Say you have a long URL, like:

http://service1.symantec.com/SUPPOR...tiVirus&ver=2005&src=sg&pcode=nav&svy=&csm=no

You could instead use, say, snipurl.com to create a redirect URL of:

http://snipurl.com/bxrh

And you could even customize the path portion of the redirect URL to
look like:

http://snipurl.com/nav_startup

The only problems with using these redirect URLs is that they exist only
as long as the service exists that provides the redirect, the redirects
go through their site (so if they are down then there is no lookup
possible plus you are revealing to that service where the redirect URL
targets), and the reader looking at the URL doesn't really know where it
leads them.

The last shortcoming can be overcome by using makeashorterlink.com which
will show a transition screen to let the user know to where they will be
redirected, as in:

http://makeashorterlink.com/?D5983163A

However, the link itself still doesn't give a clue to the target to
which it redirects so the reader has to assume that the person who
generated the link actually configured the redirect to show the
transition page.

In HTML format, the line-wrapping is handled correctly so the text of
the link remains connected. Also, the sender could hide the URL and
just provide a clickable link, as in:

<A>href="http://www.symantec.com/...>NAV startup</A>

which only shows "NAV startup" the reader can click on rather than
trying to use the ridiculously long URL. This is also how spammers
trick users into clicking on links that redirect them somehwere else,
like:

<A>href="http://paypal.identifythief.co.au/bogusloginpage.asp">http://www.paypal.com</A>

The user thinks they are clicking on http://www.paypal.com but instead
goes to the spammer's own site which present a look-alike login page to
steal the users username and password. Unlike Internet Explorer that
will show you the true URL when you hover the mouse over a clickable
link, Outlook 2002 doesn't show the true URL in its status bar (I don't
know about Outlook 2003). So just be aware that if you use clickable
text links (to hide the URL) then your recipients may distrust you or
get irritated that they have to look at the source code of your HTML
message to know where it really goes. But the same is somewhat true of
the shorter redirect URL links mentioned above as the reader really
doesn't know to where it goes until they click it.
 
D

dgonz

Thank you Sue. I am doing all of this with two computers in my office. My
partner sends me emails daily with a list of links. They are using Outlook
with Word as editor and sending with HTML composition. Her links work
perfectly, but once the email is forwarded to me the links are incomplete as
they go to a second line. I have never been able to resolve this (3 years). I
am just hoping for a miracle.
 
B

Brian Tillman

dgonz said:
Thank you Sue. I am doing all of this with two computers in my
office. My partner sends me emails daily with a list of links. They
are using Outlook with Word as editor and sending with HTML
composition.
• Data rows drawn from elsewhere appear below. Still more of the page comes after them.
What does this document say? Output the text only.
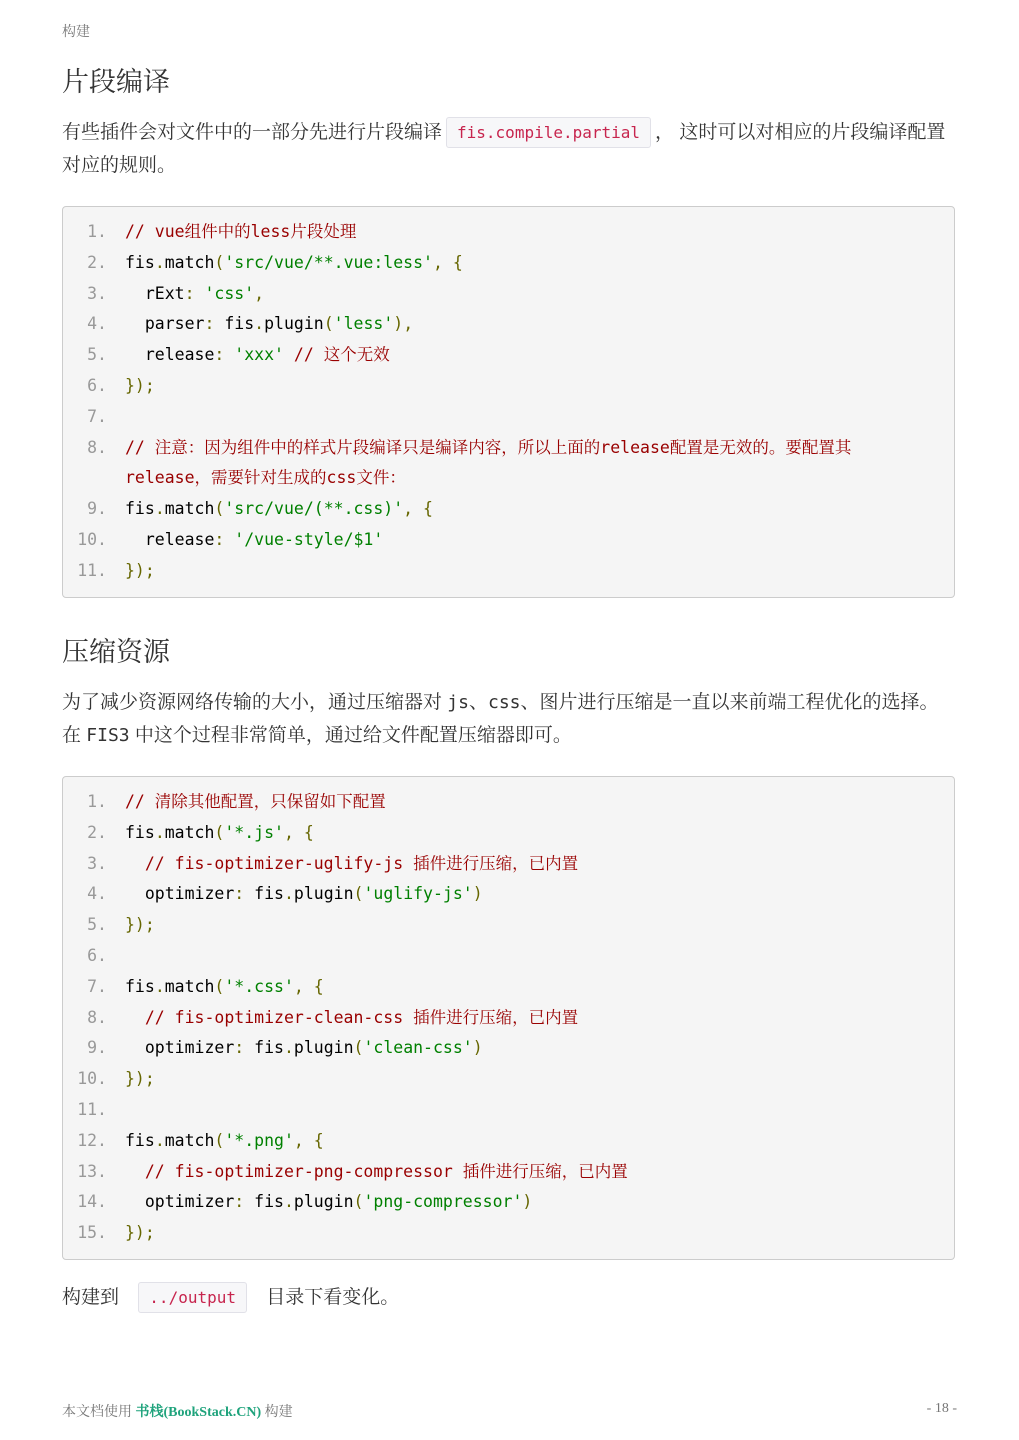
构建
片段编译

有些插件会对文件中的一部分先进行片段编译 fis.compile.partial ， 这时可以对相应的片段编译配置对应的规则。

1.	// vue组件中的less片段处理
2.	fis.match('src/vue/**.vue:less', {
3.	rExt: 'css',
4.	parser: fis.plugin('less'),
5.	release: 'xxx' // 这个无效
6.	});
7.

8.	// 注意：因为组件中的样式片段编译只是编译内容，所以上面的release配置是无效的。要配置其release，需要针对生成的css文件：
9.	fis.match('src/vue/(**.css)', {
10.	release: '/vue-style/$1'
11.	});
压缩资源

为了减少资源网络传输的大小，通过压缩器对 js、css、图片进行压缩是一直以来前端工程优化的选择。在 FIS3 中这个过程非常简单，通过给文件配置压缩器即可。

1.	// 清除其他配置，只保留如下配置
2.	fis.match('*.js', {
3.	// fis-optimizer-uglify-js 插件进行压缩，已内置
4.	optimizer: fis.plugin('uglify-js')
5.	});
6.

7.	fis.match('*.css', {
8.	// fis-optimizer-clean-css 插件进行压缩，已内置
9.	optimizer: fis.plugin('clean-css')
10.	});
11.

12.	fis.match('*.png', {
13.	// fis-optimizer-png-compressor 插件进行压缩，已内置
14.	optimizer: fis.plugin('png-compressor')
15.	});

构建到 ../output 目录下看变化。

本文档使用 书栈(BookStack.CN) 构建	- 18 -
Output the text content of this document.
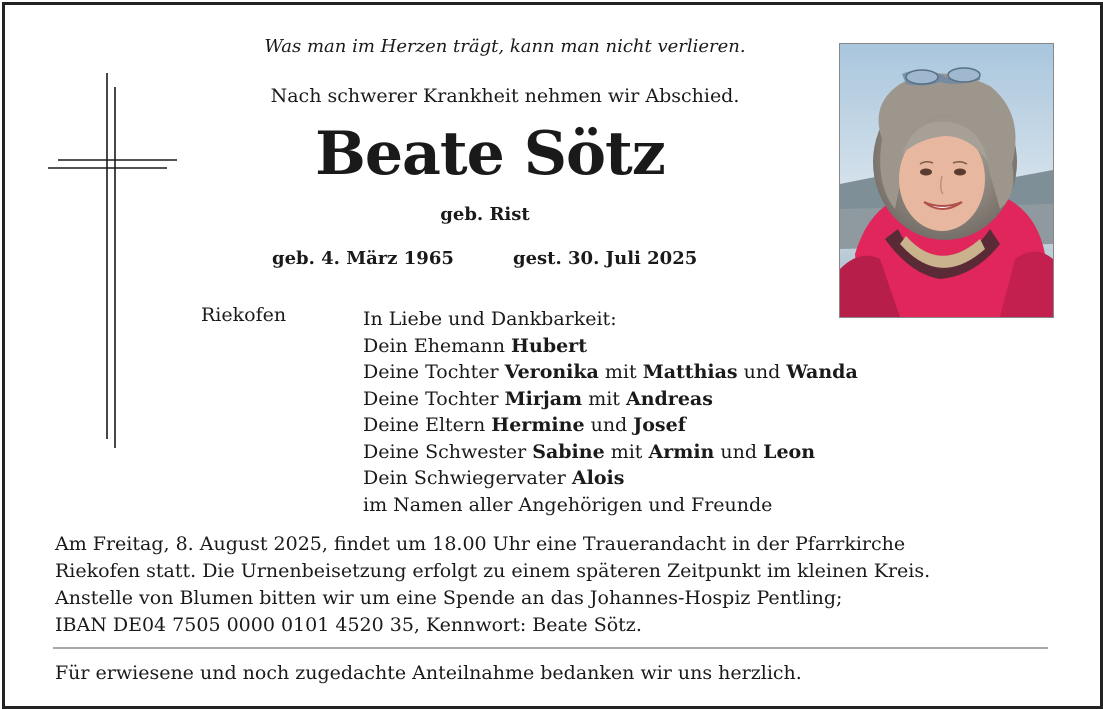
Was man im Herzen trägt, kann man nicht verlieren.
Nach schwerer Krankheit nehmen wir Abschied.
Beate Sötz
geb. Rist
geb. 4. März 1965	gest. 30. Juli 2025
Riekofen	In Liebe und Dankbarkeit:
Dein Ehemann Hubert
Deine Tochter Veronika mit Matthias und Wanda
Deine Tochter Mirjam mit Andreas
Deine Eltern Hermine und Josef
Deine Schwester Sabine mit Armin und Leon
Dein Schwiegervater Alois
im Namen aller Angehörigen und Freunde
Am Freitag, 8. August 2025, findet um 18.00 Uhr eine Trauerandacht in der Pfarrkirche
Riekofen statt. Die Urnenbeisetzung erfolgt zu einem späteren Zeitpunkt im kleinen Kreis.
Anstelle von Blumen bitten wir um eine Spende an das Johannes-Hospiz Pentling;
IBAN DE04 7505 0000 0101 4520 35, Kennwort: Beate Sötz.
Für erwiesene und noch zugedachte Anteilnahme bedanken wir uns herzlich.
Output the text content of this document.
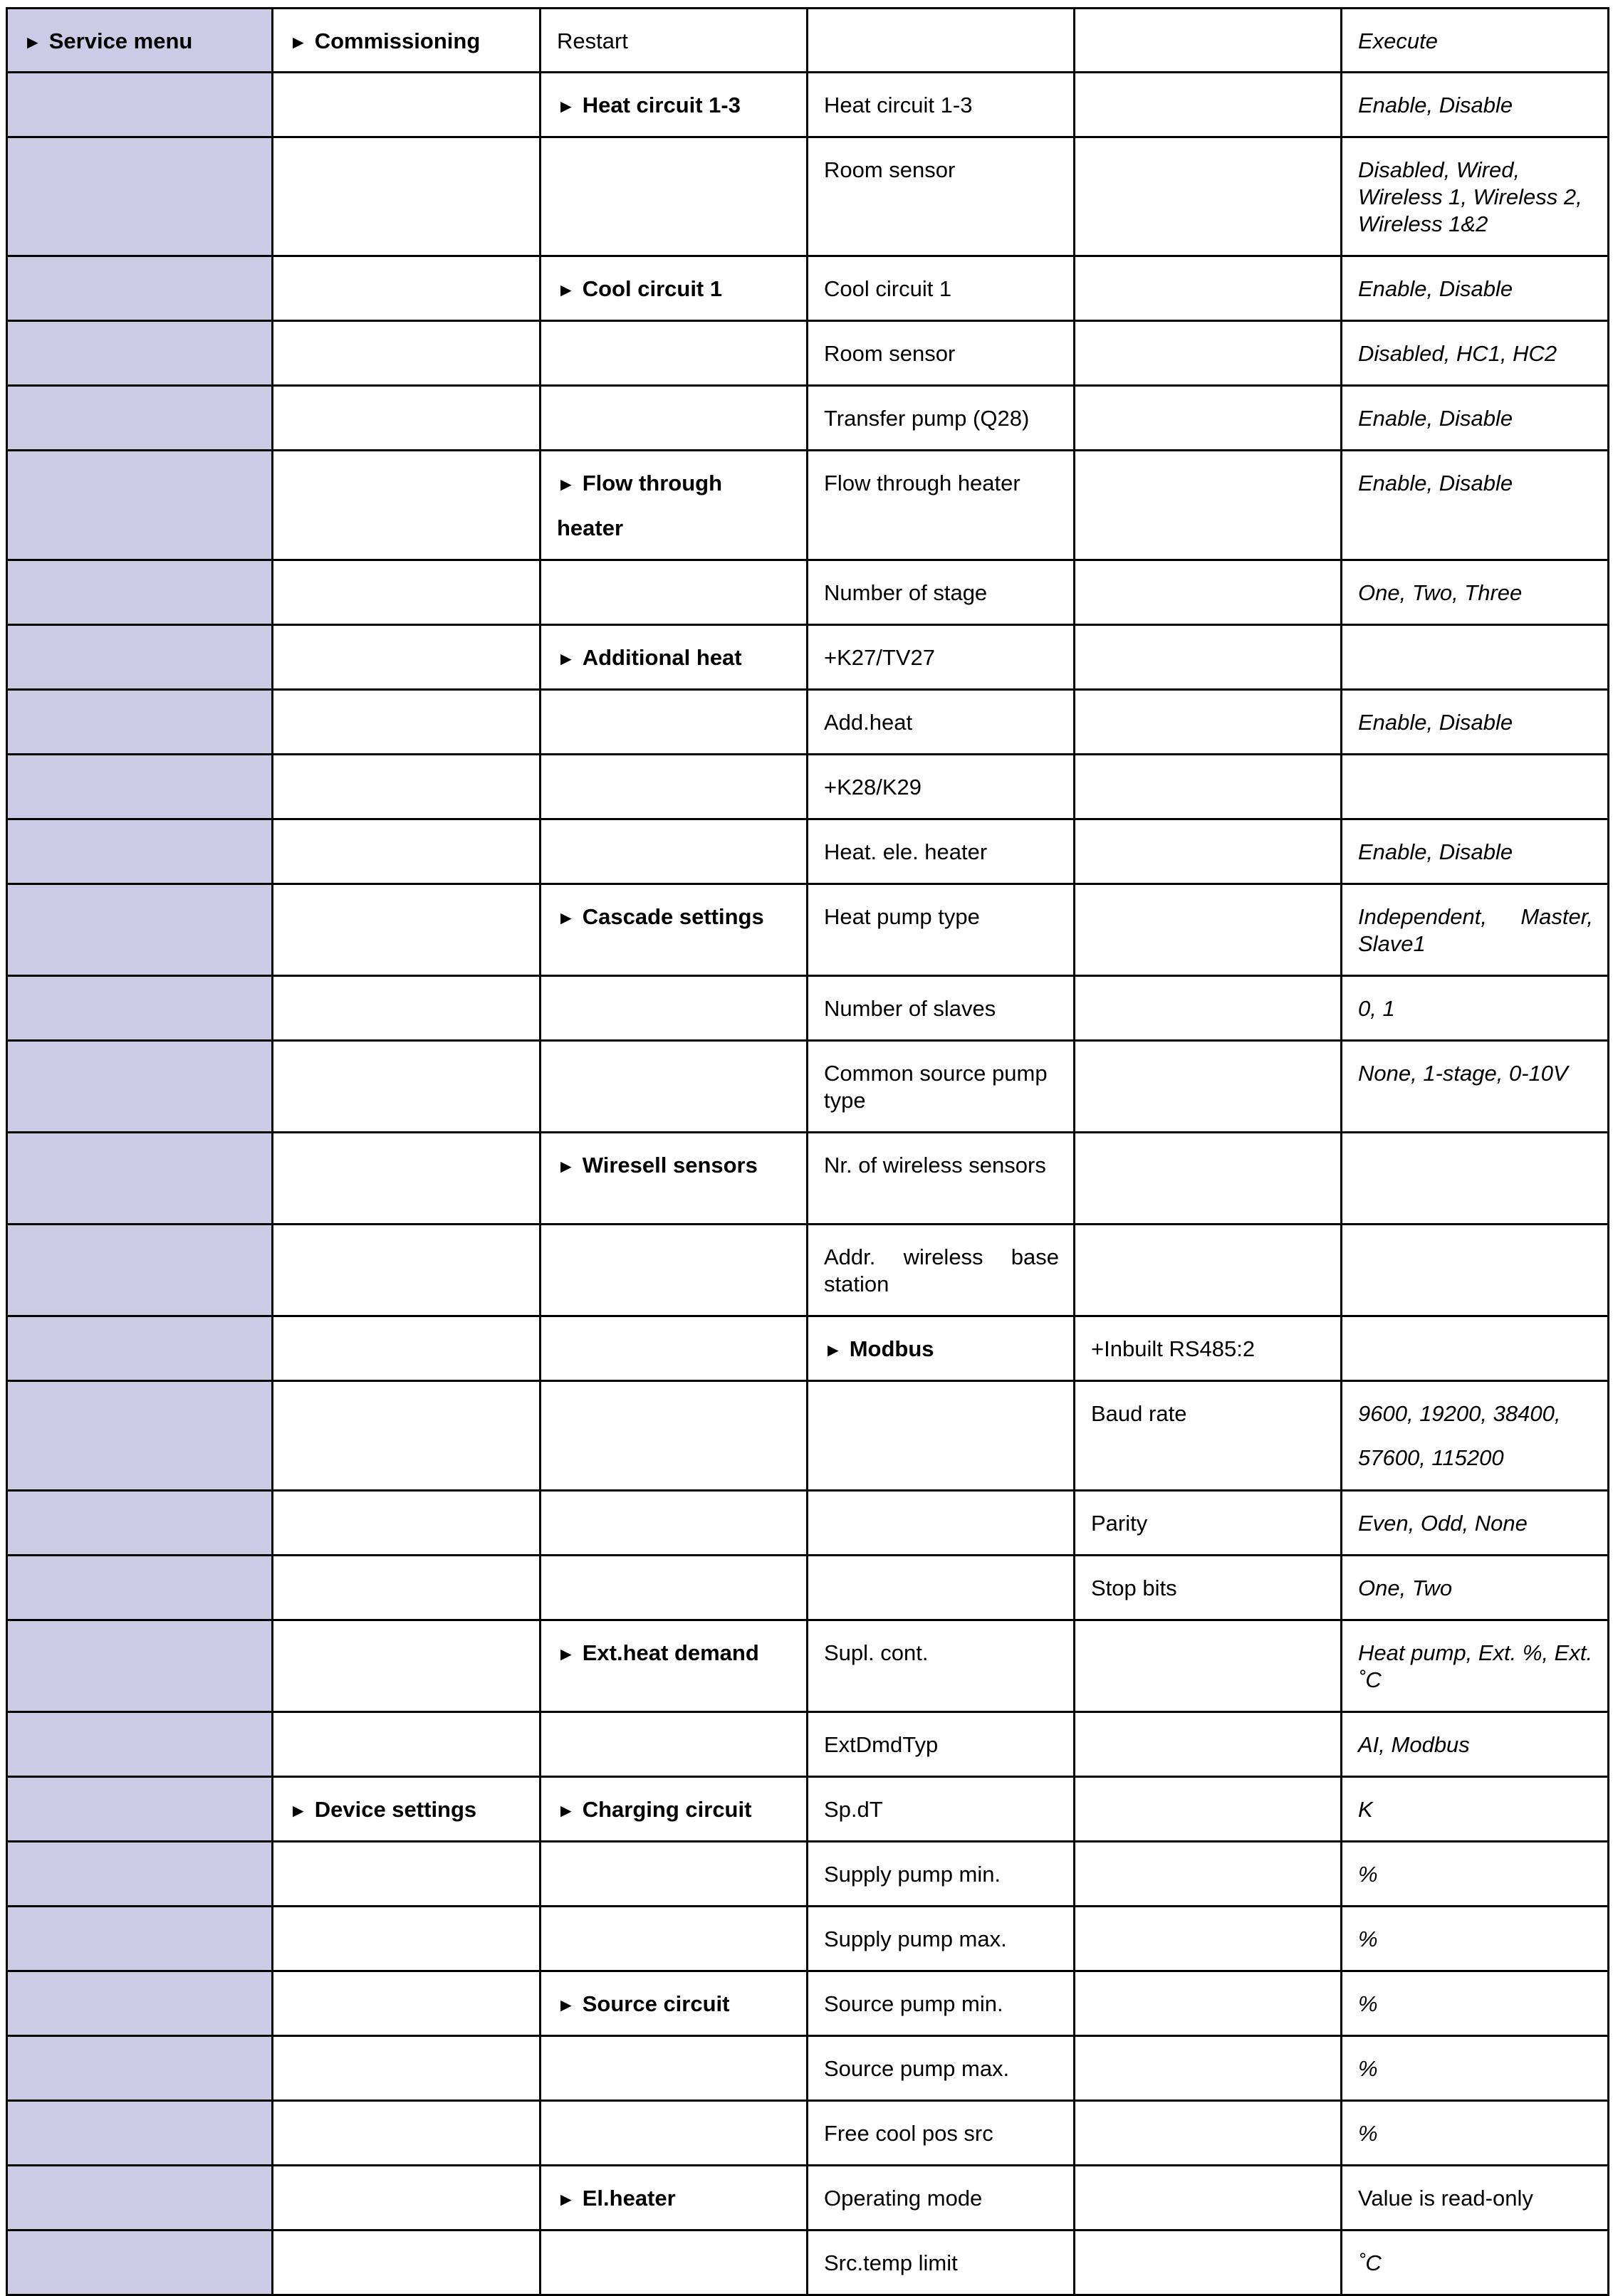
► Service menu	► Commissioning	Restart			Execute
		► Heat circuit 1-3	Heat circuit 1-3		Enable, Disable
			Room sensor		Disabled, Wired, Wireless 1, Wireless 2, Wireless 1&2
		► Cool circuit 1	Cool circuit 1		Enable, Disable
			Room sensor		Disabled, HC1, HC2
			Transfer pump (Q28)		Enable, Disable

		► Flow through heater	Flow through heater		Enable, Disable
			Number of stage		One, Two, Three
		► Additional heat	+K27/TV27		
			Add.heat		Enable, Disable
			+K28/K29		
			Heat. ele. heater		Enable, Disable
		► Cascade settings	Heat pump type		Independent, Master, Slave1
			Number of slaves		0, 1
			Common source pump type		None, 1-stage, 0-10V
		► Wiresell sensors	Nr. of wireless sensors		
			Addr. wireless base station		
			► Modbus	+Inbuilt RS485:2	
				Baud rate	9600, 19200, 38400, 57600, 115200

				Parity	Even, Odd, None
				Stop bits	One, Two
		► Ext.heat demand	Supl. cont.		Heat pump, Ext. %, Ext. ˚C
			ExtDmdTyp		AI, Modbus
	► Device settings	► Charging circuit	Sp.dT		K
			Supply pump min.		%
			Supply pump max.		%
		► Source circuit	Source pump min.		%
			Source pump max.		%
			Free cool pos src		%
		► El.heater	Operating mode		Value is read-only
			Src.temp limit		˚C
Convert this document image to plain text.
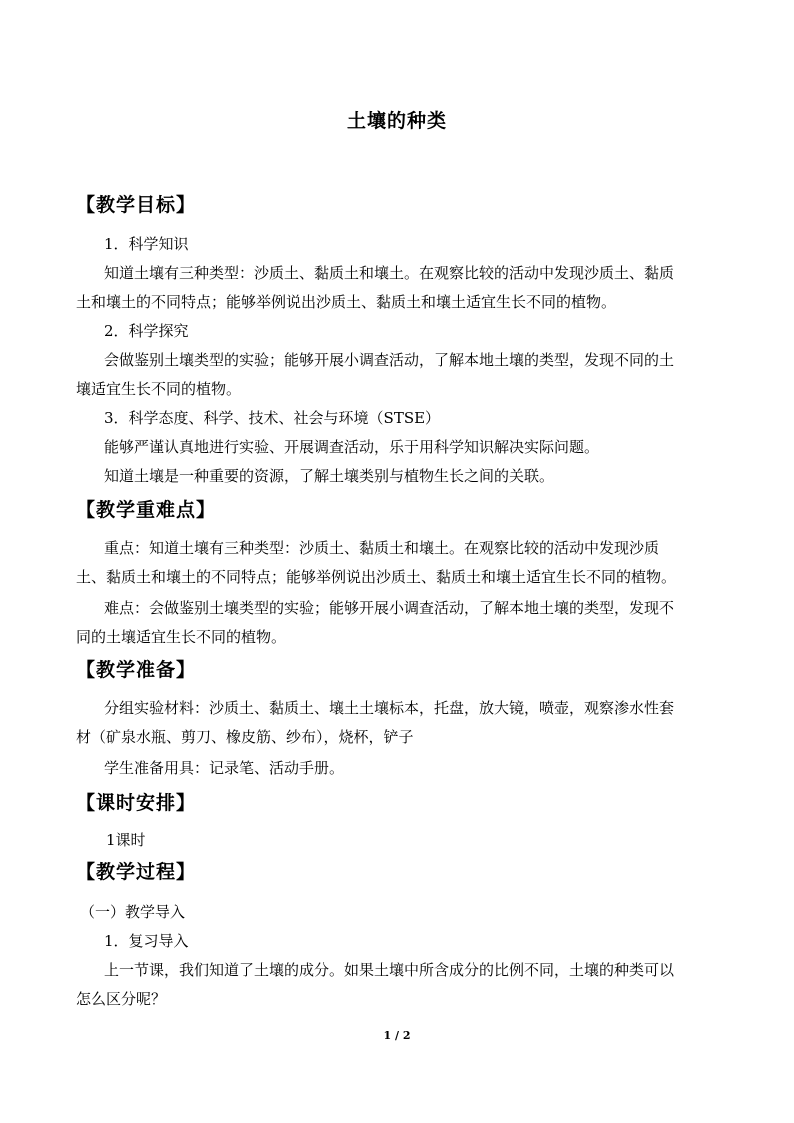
土壤的种类
【教学目标】
1．科学知识
知道土壤有三种类型：沙质土、黏质土和壤土。在观察比较的活动中发现沙质土、黏质
土和壤土的不同特点；能够举例说出沙质土、黏质土和壤土适宜生长不同的植物。
2．科学探究
会做鉴别土壤类型的实验；能够开展小调查活动，了解本地土壤的类型，发现不同的土
壤适宜生长不同的植物。
3．科学态度、科学、技术、社会与环境（STSE）
能够严谨认真地进行实验、开展调查活动，乐于用科学知识解决实际问题。
知道土壤是一种重要的资源，了解土壤类别与植物生长之间的关联。
【教学重难点】
重点：知道土壤有三种类型：沙质土、黏质土和壤土。在观察比较的活动中发现沙质
土、黏质土和壤土的不同特点；能够举例说出沙质土、黏质土和壤土适宜生长不同的植物。
难点：会做鉴别土壤类型的实验；能够开展小调查活动，了解本地土壤的类型，发现不
同的土壤适宜生长不同的植物。
【教学准备】
分组实验材料：沙质土、黏质土、壤土土壤标本，托盘，放大镜，喷壶，观察渗水性套
材（矿泉水瓶、剪刀、橡皮筋、纱布），烧杯，铲子
学生准备用具：记录笔、活动手册。
【课时安排】
1课时
【教学过程】
（一）教学导入
1．复习导入
上一节课，我们知道了土壤的成分。如果土壤中所含成分的比例不同，土壤的种类可以
怎么区分呢？
1 / 2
Her links work perfectly, but once the email is
forwarded to me the links are incomplete as they go to a second line.
I have never been able to resolve this (3 years). I am just hoping
for a miracle.

Forwarding willo reformat many things. Try this once: instead of forwarding
a message to you, have them create a new one and then drag the message they
want sent to you to the new message, which will make it an attachment. When
you get it, open the attachment and see if the URLs are intact.